The astronomic journey of a young Chinese girl, born in a woodsmen’s camp, into a family broken by the Cultural Revolution, who learned English by listening to the radio, and through sheer willpower, carved the path of her own unique destiny.

One evening in 2007, in one of the high towers of Shanghai, Fei, aged 27, sees a strange apparition in her office. A tiny black piglet, with a pink spot around his right eye, is staring at her, his little behind parked on her office floor. Panic-stricken, Fei seems to be the only one who can see it. Does she have some kind of brain condition? Are these hallucinations a sign of impending doom for her short existence?
Fei took this opportunity to tell us her incredible story…

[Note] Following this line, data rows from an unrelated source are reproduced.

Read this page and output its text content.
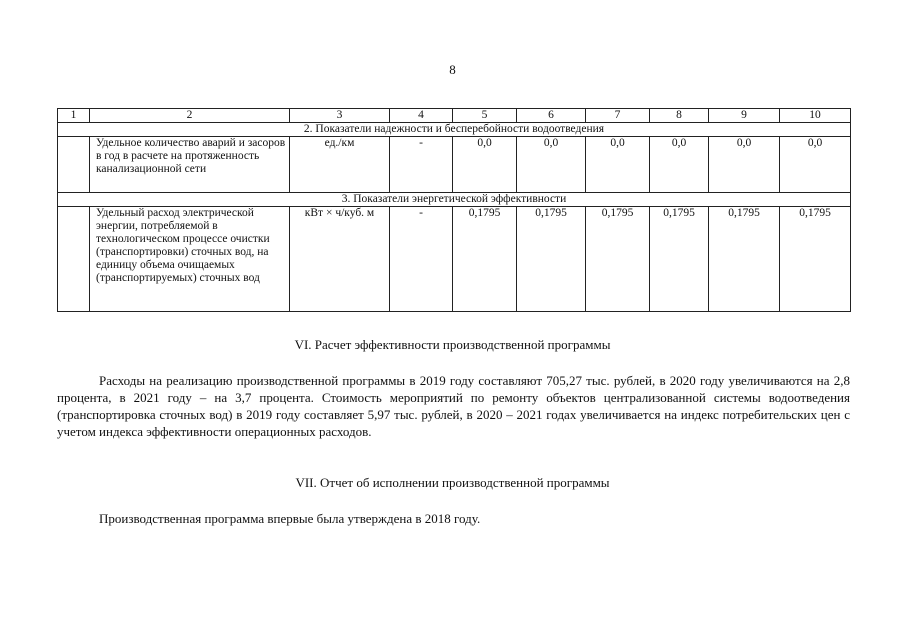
8
1	2	3	4	5	6	7	8	9	10
2. Показатели надежности и бесперебойности водоотведения									
	Удельное количество аварий и засоров в год в расчете на протяженность канализационной сети	ед./км	-	0,0	0,0	0,0	0,0	0,0	0,0
3. Показатели энергетической эффективности									
	Удельный расход электрической энергии, потребляемой в технологическом процессе очистки (транспортировки) сточных вод, на единицу объема очищаемых (транспортируемых) сточных вод	кВт × ч/куб. м	-	0,1795	0,1795	0,1795	0,1795	0,1795	0,1795
VI. Расчет эффективности производственной программы
Расходы на реализацию производственной программы в 2019 году составляют 705,27 тыс. рублей, в 2020 году увеличиваются на 2,8 процента, в 2021 году – на 3,7 процента. Стоимость мероприятий по ремонту объектов централизованной системы водоотведения (транспортировка сточных вод) в 2019 году составляет 5,97 тыс. рублей, в 2020 – 2021 годах увеличивается на индекс потребительских цен с учетом индекса эффективности операционных расходов.
VII. Отчет об исполнении производственной программы
Производственная программа впервые была утверждена в 2018 году.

Second child in a family made destitute by the Cultural Revolution, Fei is registered under a false birthday by her mother to avoid paying the fine stipulated by the only-child law. Extremely poor, her parents are nonetheless devoted to their children, beyond all measure, as they will later prove by selling all their earthly possessions, from their apartment all the way down to the last piece of jewelry, so Fei can leave China. While her brother is being tutored by their grandfather, Fei is forbidden from listening to their lessons. The fact that she is excluded from knowledge because she is a girl and therefore ‘unimportant’, nurtures in her a profound sense of injustice. Fei swears to herself that she will one day provide all the little girls like her with the books that they are kept from in their own homes.

The opening of the country to the capitalist world, decided by the Communist Party in the eighties, is the stimulation behind China’s exponential growth.

To the dismay of her family, and with great risk to her life at times, Fei rejects the path that has been selected for her of marriage to the kind government official husband, and embarks alone, at the age of 19, on the unbeaten road that will lead her one day to Paris.

Fei arrived in Paris when she was 24. Two years ago, she launched a publishing house to devote herself to her passion: cultural exchanges between China and the West, through the adaptation of Chinese graphic novels. This year she has published the Chinese famous series of Judge Bao.